Stock Markets: Prediction Time
As 2017 starts to wind down we will soon be inundated with price targets for the S&P 500 for 2018. This has already started to trickle out of course with a few here and there. Credit Suisse is looking for 2875 for example while Goldman Sachs is calling for 2850. There are more out there with more likely to come.
About a year ago, Business Insider posted 2017 predictions from many of the brokerage houses with most of them congregating at 2300-2325 for the S&P 500. The idea of congregated predictions is something I learned about many years ago during my time working at Fisher Investments. Ken Fisher, the firm’s namesake, observed that these predictions have a tendency to gather in the same areas and this has been true far more often than not.
Part of the equation here, yes this is skeptical, is career risk.
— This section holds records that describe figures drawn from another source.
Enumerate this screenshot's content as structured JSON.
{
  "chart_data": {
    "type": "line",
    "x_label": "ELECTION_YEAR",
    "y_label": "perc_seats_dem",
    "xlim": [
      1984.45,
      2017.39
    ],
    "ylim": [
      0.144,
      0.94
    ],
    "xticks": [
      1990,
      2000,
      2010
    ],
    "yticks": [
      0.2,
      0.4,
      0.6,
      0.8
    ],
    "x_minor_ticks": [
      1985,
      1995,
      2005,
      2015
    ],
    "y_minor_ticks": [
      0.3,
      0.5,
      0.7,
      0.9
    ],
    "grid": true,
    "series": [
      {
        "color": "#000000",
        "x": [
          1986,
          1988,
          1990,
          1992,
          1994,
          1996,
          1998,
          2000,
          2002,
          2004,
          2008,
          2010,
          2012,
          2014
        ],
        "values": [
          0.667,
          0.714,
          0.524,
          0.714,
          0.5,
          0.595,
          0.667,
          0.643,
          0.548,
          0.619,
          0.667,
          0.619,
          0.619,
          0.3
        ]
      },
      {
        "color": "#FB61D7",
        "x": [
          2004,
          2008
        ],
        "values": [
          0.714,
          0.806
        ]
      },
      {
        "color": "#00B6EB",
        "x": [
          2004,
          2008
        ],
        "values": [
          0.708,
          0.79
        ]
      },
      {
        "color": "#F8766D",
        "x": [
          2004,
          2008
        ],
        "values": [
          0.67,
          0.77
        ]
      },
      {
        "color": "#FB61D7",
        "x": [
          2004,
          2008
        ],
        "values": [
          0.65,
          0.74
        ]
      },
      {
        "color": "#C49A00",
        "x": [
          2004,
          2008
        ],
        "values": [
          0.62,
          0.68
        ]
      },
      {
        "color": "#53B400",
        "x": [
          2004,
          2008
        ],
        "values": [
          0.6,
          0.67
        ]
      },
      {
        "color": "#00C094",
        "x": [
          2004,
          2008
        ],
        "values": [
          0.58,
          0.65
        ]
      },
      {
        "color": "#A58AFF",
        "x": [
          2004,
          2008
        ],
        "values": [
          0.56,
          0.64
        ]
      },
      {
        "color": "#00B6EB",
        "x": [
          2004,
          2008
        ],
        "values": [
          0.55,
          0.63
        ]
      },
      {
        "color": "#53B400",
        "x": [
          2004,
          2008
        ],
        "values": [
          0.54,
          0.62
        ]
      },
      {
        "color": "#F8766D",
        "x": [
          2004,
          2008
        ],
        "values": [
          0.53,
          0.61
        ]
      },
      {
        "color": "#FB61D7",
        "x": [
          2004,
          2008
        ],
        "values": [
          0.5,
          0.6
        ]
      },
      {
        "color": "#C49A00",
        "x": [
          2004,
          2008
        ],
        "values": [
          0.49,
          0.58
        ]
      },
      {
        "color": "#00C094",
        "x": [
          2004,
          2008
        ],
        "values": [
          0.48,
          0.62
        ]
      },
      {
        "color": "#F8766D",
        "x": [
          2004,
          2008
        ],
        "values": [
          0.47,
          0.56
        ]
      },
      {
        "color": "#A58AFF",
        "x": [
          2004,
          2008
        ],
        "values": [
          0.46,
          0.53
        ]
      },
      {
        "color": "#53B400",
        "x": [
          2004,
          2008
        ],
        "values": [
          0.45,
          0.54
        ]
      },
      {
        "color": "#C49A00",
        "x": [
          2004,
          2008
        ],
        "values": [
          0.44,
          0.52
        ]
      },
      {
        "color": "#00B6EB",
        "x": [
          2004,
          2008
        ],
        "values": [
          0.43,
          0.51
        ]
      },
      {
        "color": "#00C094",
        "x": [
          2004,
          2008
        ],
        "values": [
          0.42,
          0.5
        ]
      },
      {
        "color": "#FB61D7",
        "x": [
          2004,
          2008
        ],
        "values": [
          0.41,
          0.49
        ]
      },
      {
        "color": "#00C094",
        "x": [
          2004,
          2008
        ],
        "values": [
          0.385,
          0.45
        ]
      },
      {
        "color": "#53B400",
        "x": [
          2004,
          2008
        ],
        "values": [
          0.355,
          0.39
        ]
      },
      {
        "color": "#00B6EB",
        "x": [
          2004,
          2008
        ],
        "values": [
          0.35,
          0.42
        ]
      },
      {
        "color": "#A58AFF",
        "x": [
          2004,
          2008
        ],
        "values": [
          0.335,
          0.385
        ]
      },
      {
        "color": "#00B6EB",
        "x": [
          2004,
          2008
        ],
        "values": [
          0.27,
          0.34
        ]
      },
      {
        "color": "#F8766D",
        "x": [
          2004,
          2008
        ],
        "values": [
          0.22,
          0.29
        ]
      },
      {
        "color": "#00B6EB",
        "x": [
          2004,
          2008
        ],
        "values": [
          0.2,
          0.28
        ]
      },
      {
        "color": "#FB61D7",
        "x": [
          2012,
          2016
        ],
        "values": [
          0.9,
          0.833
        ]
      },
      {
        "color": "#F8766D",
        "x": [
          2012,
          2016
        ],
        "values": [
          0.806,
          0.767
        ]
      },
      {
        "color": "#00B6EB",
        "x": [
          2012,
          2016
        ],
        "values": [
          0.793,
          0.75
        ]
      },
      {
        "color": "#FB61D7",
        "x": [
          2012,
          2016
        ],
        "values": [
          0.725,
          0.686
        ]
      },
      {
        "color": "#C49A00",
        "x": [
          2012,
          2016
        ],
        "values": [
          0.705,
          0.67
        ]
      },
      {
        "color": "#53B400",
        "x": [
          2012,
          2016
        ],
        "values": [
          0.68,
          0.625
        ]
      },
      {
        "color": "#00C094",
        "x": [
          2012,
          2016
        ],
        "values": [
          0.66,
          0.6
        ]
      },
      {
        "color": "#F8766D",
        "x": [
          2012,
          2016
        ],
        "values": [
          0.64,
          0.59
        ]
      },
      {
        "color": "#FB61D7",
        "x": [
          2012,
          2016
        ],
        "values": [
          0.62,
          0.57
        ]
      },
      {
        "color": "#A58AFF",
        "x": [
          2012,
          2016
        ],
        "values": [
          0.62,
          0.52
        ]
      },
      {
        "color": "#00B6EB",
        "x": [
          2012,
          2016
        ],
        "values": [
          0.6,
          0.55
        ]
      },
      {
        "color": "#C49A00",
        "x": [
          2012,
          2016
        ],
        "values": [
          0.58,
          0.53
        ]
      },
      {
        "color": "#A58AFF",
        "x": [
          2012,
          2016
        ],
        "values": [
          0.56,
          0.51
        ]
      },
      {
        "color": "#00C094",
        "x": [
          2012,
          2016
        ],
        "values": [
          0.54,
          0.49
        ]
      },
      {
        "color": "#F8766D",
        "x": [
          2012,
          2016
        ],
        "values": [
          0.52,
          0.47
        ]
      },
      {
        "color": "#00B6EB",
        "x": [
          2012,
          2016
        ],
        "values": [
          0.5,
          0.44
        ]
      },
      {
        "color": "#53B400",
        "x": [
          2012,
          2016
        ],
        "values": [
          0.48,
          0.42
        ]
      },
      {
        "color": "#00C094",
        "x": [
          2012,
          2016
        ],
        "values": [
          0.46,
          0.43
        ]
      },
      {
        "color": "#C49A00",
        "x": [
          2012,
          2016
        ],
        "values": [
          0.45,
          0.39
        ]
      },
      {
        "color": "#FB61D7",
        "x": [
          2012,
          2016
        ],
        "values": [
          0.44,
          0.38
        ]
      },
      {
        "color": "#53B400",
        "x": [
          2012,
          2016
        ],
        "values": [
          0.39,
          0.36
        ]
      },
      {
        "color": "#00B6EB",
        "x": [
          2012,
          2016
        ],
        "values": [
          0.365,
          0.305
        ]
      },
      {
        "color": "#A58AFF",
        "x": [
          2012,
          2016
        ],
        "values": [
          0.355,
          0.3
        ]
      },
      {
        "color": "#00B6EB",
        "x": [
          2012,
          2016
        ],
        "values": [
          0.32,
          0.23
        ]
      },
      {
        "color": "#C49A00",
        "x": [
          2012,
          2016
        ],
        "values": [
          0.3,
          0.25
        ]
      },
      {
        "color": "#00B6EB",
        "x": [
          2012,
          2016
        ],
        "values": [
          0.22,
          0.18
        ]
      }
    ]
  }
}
Strategists take on some amount of career risk when they are terribly wrong by themselves. If they are terribly wrong in a crowd, they can point to they’re having been in line with consensus.
Fisher took the idea further, believing that if most of the strategists are congregating around a 10% gain, that the crowd is probably wrong, that such a group of predictions is probably priced so from there he would try to ascertain whether conditions favor the market’s doing better than that consensus or worse.
No one can know what the market will do, especially over the course of some arbitrary period like a calendar year but I do believe in taking an inventory of the positives and negatives to try to glean a more probable outcome, almost like a diffusion index.
The narrowing leadership and breadth indicators have been negative for quite a while as just a handful of stocks have done much of the lifting of the index this year. This is unquestionably a negative in my opinion but the predictive value for when the market will turn down isn’t very good. Bad breath in this context could remain bad for quite a while longer. What if the same four or five mega-cap tech stocks that have propped up the market in 2017 go on to all double in 2018? That’s not a prediction but if it were to happen, I would think the S&P 500 Index would be up a lot.
I tend to think that signs the market is rolling over offer more predictive value than breadth and for now, the market is not rolling over in my opinion. Whenever that does happen, now or later or much later, I would want to take defensive action but that hasn’t happened yet.
No matter what conclusion you draw, realistically it is a guess which is why sticking to investment process is the most important thing. At 18% YTD for the S&P 500, it is up a lot this year. An investor with a reasonably diversified portfolio who stayed invested is probably pretty close to that 18% either way. Pretty close could mean 13-14% or maybe somewhere in the twenties but someone up 6% because they made changes based on some sort of prediction (their own or someone else’s) has wasted a year in which the market went up a lot. We don’t necessarily get a lot of 20% years, so they shouldn’t be wasted.